By: Diogo Pinto
On February 24, 2016 the City of Brampton is putting forward a motion to suspend Uber and all other ride sharing company operations until further notice. The motion was put forward by Gurpreet Dhillon, Brampton’s City Councillor for Wards 9 and 10, the agenda can be found here and the item is 14.1.
The motion makes states that, should it be passed, the city would begin reviewing bylaws to make them “fair and competitive” for all parties involved. The process would include input from Taxi companies, Uber, and any other “Transit Network Company”, or TNC, and their consumers. This process, of course, calls for the immediate and indefinite cessation of any “illegal” service and uses very broad terms to define what such a service would be. Uber would be officially barred from operating in Brampton, by a motion that names Uber specifically, and calls for: “… Use [of] any enforcement measure allowed by law to enforce the City’s Mobile Licensing By-law against UBER”.
While not entirely surprised by this motion, I can’t say that I am happy about it. I’ve engaged Gurpreet Dhillon in discussion over this topic, and his reasoning appears to be that Uber is not safe, and there are no extra consumer protections beyond the standard protections that literally almost any other transaction would have. He brought up “Surge Pricing” specifically and provided me with this image.
Surge pricing is thoroughly explained in many other places, but essentially it is a mechanism by which Uber increases the amount of drivers on the roads to meet increasing demand. It is automatic (not controlled by a human), and the app warns you before you order the UberX and even gives you a fare estimate and offers to let you know when it has dropped back down if you’re willing to wait. Suffice it to say that Surge is not a way to rip off consumers but a vehicle by which to make sure everyone has a ride by enticing drivers with higher paycheques. Think of it as overtime pay for your driver.
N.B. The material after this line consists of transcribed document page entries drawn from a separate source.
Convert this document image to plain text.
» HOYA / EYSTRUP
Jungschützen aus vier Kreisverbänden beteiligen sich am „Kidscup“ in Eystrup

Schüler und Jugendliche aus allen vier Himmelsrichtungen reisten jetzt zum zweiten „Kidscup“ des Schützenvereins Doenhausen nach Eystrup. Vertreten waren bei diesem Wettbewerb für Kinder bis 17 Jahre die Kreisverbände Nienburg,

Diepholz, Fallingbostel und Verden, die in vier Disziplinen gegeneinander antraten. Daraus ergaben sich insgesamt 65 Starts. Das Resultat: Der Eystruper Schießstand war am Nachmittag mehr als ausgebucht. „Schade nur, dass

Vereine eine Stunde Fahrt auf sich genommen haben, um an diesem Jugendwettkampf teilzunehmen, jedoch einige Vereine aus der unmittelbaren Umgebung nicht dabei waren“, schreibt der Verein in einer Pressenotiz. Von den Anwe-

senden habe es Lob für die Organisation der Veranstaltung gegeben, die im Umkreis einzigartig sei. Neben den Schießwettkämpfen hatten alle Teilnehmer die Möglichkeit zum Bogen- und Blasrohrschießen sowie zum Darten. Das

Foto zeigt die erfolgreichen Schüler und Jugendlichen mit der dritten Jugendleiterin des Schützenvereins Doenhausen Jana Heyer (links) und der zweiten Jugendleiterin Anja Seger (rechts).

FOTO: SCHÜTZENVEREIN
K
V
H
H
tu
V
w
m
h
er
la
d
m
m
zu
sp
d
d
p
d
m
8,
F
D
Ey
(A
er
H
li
As far as safety concerns go, Uber does have safety guidelines for the drivers that use its app. The safety guidelines cover everything from driver background checks, car maintenance, to anonymizing communication between drivers and passengers. Even insurance for passengers is taken into account, and now some insurance providers are beginning to offer driver insurance specifically for this new class of service. You can’t go a day as a driver on the road without seeing Taxis pulling illegal and downright dangerous maneuvers for the sake of shaving a few seconds off of their unpaid drive between fares. I personally have been in Taxis where I feared for my safety because of drivers simply breaking laws. I have never been on an Uber ride where I was ever concerned about my safety, and many others share this experience.
None of this even takes into account the human factor. Uber drivers are people, citizens of Brampton, Toronto, Mississauga, and many other places. They currently make ends meet or supplement their income using Uber by providing a service that makes use of the car they already own and the driving experience they already have to help someone else get from point A to point B safely. Uber doesn’t quite replace traditional Taxi services, but traditional Taxis would stand to benefit massively from relaxed legislation and learning from the worldwide experience Uber has in operating what effectively is one of the largest transportation services in the world.
We need more transit options, not less, especially after the loss that we suffered when city council struck down the Hurontario-Main LRT. I agree we need to reform Taxi legislation, but to punish individual citizens for earning an honest day’s pay by providing a valuable service is not only the wrong move for the city, but for all of the citizens that live within it.